Our whole existence is constrained by our need for connection. relationship and symbiosis, and our need for autonomy, individuality and uniqueness. Our identity is born of this.
Our need for connection begins with our first relationship, with our mother, and subsequently with our father. The quality of these relationships gives us our first steps to our connection with our world, with our needs, our wants, our environment and with other people. We cannot exist in isolation. Systems theory sees that everything in our world exists within the environmental and ecological system in which we live.

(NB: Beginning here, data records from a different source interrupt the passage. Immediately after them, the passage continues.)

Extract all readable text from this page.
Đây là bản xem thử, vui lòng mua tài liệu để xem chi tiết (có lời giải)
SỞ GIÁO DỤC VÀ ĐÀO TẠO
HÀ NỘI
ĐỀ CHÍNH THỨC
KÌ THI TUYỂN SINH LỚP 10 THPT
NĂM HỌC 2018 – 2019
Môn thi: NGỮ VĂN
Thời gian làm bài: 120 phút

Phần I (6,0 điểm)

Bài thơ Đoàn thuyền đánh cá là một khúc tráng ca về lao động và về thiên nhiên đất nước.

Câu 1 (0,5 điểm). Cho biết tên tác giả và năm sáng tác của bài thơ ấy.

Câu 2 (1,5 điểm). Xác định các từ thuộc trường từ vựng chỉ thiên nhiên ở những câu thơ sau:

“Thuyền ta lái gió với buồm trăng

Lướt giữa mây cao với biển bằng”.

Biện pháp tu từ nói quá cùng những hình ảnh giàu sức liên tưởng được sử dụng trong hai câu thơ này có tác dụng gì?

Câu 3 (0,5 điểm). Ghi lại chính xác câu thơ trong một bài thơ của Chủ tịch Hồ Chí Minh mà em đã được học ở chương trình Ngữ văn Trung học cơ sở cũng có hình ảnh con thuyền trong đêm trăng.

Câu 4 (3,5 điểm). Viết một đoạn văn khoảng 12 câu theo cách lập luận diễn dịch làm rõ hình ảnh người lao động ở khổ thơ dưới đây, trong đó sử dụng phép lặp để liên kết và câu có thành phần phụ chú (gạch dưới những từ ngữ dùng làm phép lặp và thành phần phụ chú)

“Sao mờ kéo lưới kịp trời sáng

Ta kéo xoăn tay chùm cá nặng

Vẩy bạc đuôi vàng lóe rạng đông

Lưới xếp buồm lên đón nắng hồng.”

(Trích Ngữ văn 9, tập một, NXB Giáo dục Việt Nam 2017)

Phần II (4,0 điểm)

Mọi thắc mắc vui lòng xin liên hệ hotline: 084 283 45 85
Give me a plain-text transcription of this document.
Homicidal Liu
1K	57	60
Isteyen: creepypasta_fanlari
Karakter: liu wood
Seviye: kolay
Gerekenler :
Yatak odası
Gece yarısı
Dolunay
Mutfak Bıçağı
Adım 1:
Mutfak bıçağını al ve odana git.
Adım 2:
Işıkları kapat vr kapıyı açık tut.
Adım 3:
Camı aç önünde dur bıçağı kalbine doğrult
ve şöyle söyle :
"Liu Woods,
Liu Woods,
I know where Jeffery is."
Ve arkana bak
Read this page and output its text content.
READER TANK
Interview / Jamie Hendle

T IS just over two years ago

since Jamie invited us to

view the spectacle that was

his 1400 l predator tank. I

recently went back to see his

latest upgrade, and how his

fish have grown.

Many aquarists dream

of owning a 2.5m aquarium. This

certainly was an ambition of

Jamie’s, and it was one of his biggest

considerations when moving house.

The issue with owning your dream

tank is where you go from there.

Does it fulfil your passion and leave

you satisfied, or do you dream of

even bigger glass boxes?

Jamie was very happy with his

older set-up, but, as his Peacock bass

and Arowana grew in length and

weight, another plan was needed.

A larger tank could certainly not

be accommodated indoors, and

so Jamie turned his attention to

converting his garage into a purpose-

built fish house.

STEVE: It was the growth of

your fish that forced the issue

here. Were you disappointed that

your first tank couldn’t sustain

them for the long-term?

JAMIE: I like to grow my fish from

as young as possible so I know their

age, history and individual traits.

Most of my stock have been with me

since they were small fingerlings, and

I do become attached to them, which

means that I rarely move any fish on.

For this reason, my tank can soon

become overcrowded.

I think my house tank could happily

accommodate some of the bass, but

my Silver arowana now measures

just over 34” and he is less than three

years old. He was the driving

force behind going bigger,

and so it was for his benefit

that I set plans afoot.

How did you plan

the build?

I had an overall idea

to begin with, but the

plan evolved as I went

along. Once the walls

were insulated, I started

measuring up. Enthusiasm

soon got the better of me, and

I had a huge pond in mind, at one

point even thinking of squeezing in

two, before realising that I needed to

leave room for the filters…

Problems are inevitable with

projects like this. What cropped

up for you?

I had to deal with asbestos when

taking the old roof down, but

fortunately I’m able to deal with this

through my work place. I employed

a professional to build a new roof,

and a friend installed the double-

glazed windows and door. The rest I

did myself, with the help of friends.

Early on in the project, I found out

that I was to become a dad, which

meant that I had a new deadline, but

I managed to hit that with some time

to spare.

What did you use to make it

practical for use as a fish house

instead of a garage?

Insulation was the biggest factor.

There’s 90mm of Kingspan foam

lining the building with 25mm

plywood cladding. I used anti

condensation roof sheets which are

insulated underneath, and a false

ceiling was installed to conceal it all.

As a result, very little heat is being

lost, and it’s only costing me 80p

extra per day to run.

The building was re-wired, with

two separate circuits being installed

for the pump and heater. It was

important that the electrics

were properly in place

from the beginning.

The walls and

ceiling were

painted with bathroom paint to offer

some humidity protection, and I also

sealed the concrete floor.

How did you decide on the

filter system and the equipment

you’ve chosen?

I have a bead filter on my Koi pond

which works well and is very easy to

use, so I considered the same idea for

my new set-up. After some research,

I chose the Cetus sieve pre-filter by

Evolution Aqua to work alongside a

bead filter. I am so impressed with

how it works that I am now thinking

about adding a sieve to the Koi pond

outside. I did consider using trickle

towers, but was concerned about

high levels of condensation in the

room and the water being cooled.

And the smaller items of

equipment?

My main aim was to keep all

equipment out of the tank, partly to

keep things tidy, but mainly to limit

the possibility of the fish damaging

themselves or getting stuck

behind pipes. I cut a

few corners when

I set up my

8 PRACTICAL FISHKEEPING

Our ability to engage with our environment is defined by our earliest experiences... and our ability to be autonomous is influenced by these first relationships. Is the infant seen and valued for the unique individual that s/he is, with her/his own wants and needs, for her/his growing autonomy? Or is s/he only seen for what s/he can do for the mother and father? Are the child's needs and wants recognised and given valid status or does the child have to give up in her/his needs in order to find connection with the mother?
Traumatisation at this early time of life - during the bonding and attachment phase - constitutes a lasting blow to our autonomous ability, to our identity, particularly if it happens very early. Trauma leaves us vulnerable and dependent, with a fractured and compromised identity, affecting our ability to think clearly and make good decisions. When traumatised we lose our ability to live through a healthy autonomy.
So our aim with our work Identity-oriented Psychotrauma Therapy is to regain our healthy autonomy, to heal our fractured identity.